Wiederentdeckt: der Symbolist Odilon Redon in der Frankfurter Schirn

Es ist ein ähnlich fundamentaler Wechsel wie die Umstellung von Schwarz-Weiß- auf Farbfilm. Bis 1890 arbeitet Odilon Redon (1840–1916) überwiegend in Schwarz-Weiß. „Noirs“ nennt er seine oft großformatigen Kohlezeichnungen und Lithografien, die sattestes Schwarz und feinstens differenzierte Grautöne verbinden. Eine Nacht-, Traum- und Albtraumwelt voller fantastisch mutierter Wesen, Pflanzen, Tiere, geschult an Rembrandt, Goya, Delacroix. Ein immerwährendes Mondlicht liegt über den Wassern, und es scheint viel Druckerschwärze ins Blatt geflossen. Sehr literarisch sind diese Blätter, viel Baudelaire, viel Edgar Allen Poe. Da tanzen, fast surrealistisch, lächelnde Spinnen langbeinig übers Blatt oder weinen bitterlich. Ein skelettartiger Waldgeist posiert, und ein Gebiss grinst bleckend im Regal.

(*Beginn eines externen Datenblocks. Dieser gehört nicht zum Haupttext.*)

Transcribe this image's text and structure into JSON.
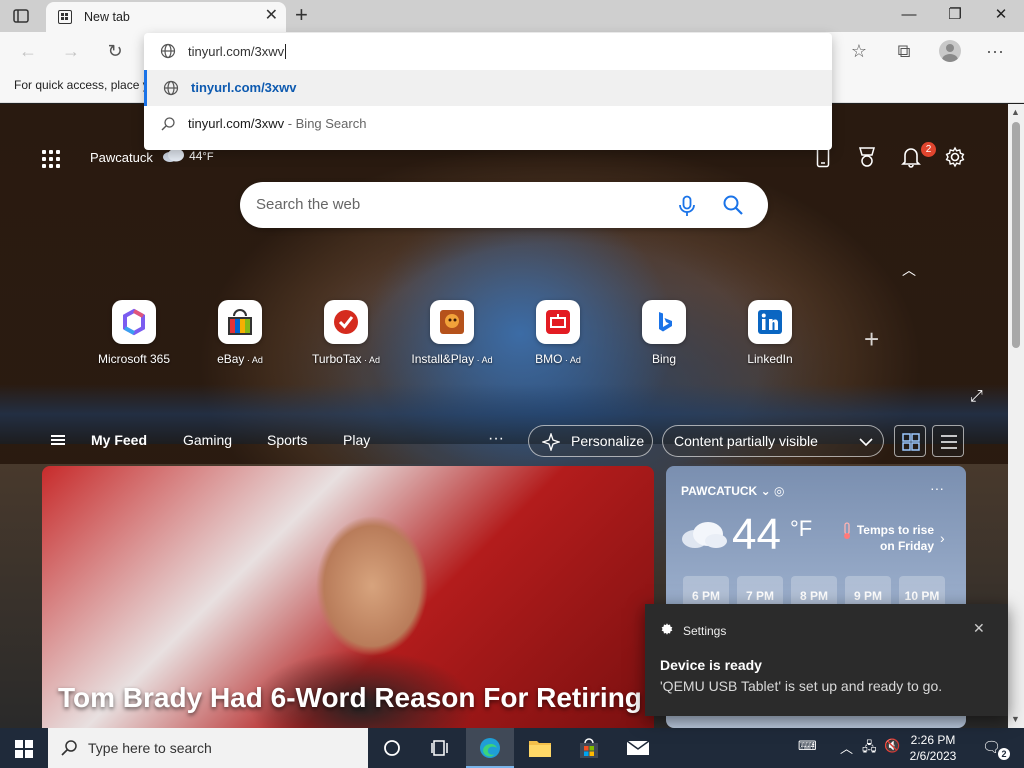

Nach 1890 dann der Wechsel, 180 Grad. Leuchtendste Farben seitdem, Tiefblau, Sattrosa, Sonnengelb. Das flimmert und glüht, regenbogenfarben bunt, in Pastell und in Öl. Auch die Motive wandeln sich grundlegend. Harmlose Blumensträuße zunächst, umschwirrt von nicht ganz so harmlosen Insekten, das wirkt noch wie bloße Farbstudien. Mythologische Themen tauchen auf, Apoll und der Sonnenwagen, dazu Venus und die verführerisch schimmernde Muschel. Vor allem aber überwiegen im Spätwerk religiöse Themen, Eremiten, Madonnen, Christus am Kreuz. Und Kirchenfenster, geheimnisvoll im Dunkel leuchtend, nachtblau und flammendrot, der Geist der Gotik, wiedergeboren in Öl. Ein altersgläubig gewordener Künstler? Oder Malen als Gottesdienst, und die Farbe als paradiesische Verheißung?

Odilon Redon ist einer der Sonderlinge der Kunstgeschichte, heute gut vergessen, obwohl er einst in einem Atemzug mit Cézanne genannt wurde. Einer, der immer am Rande stand, nicht im Kunstzentrum Paris zu Hause war, sondern im bürgerlichen Bordeaux, wo er nicht der Erfolgsspur der Impressionisten folgte, sondern auf seinen symbolistischen Eigenwelten beharrte. Ein Außenseiter, von Jugend an: Die Eltern schoben den kränklichen Knaben zu Verwandten aufs Land ab, auf das Landgut Peyrelebarde, Einsamkeit ist vorprogrammiert, und die Beschäftigung mit der weiten, kargen Landschaft des Medoc. Ein Hochbegabter, fast eine Proust-Figur, dieser Redon: spielt hervorragend Geige, musiziert mit Debussy und Ravel, betätigt sich als Literat und Essayist, pflegt Freundschaften zu Mallarmé, Baudelaire und Huysmans – der in seinem Roman „À Rebours“ ein Redon-Bild beschreibt –, später zu Paul Claudel und André Gide. Dichter hätte er werden können, auch Musiker, vielleicht auch Mönch; als Maler ist er ein Spätberufener. Man könnte ihn sich, der physiologischen Ähnlichkeit wegen, von John Malkovich gespielt vorstellen. Und hätte, statt eines Einblicks in das mit 3000 Bildern immense Werk, lieber mehr über den Schöpfer erfahren.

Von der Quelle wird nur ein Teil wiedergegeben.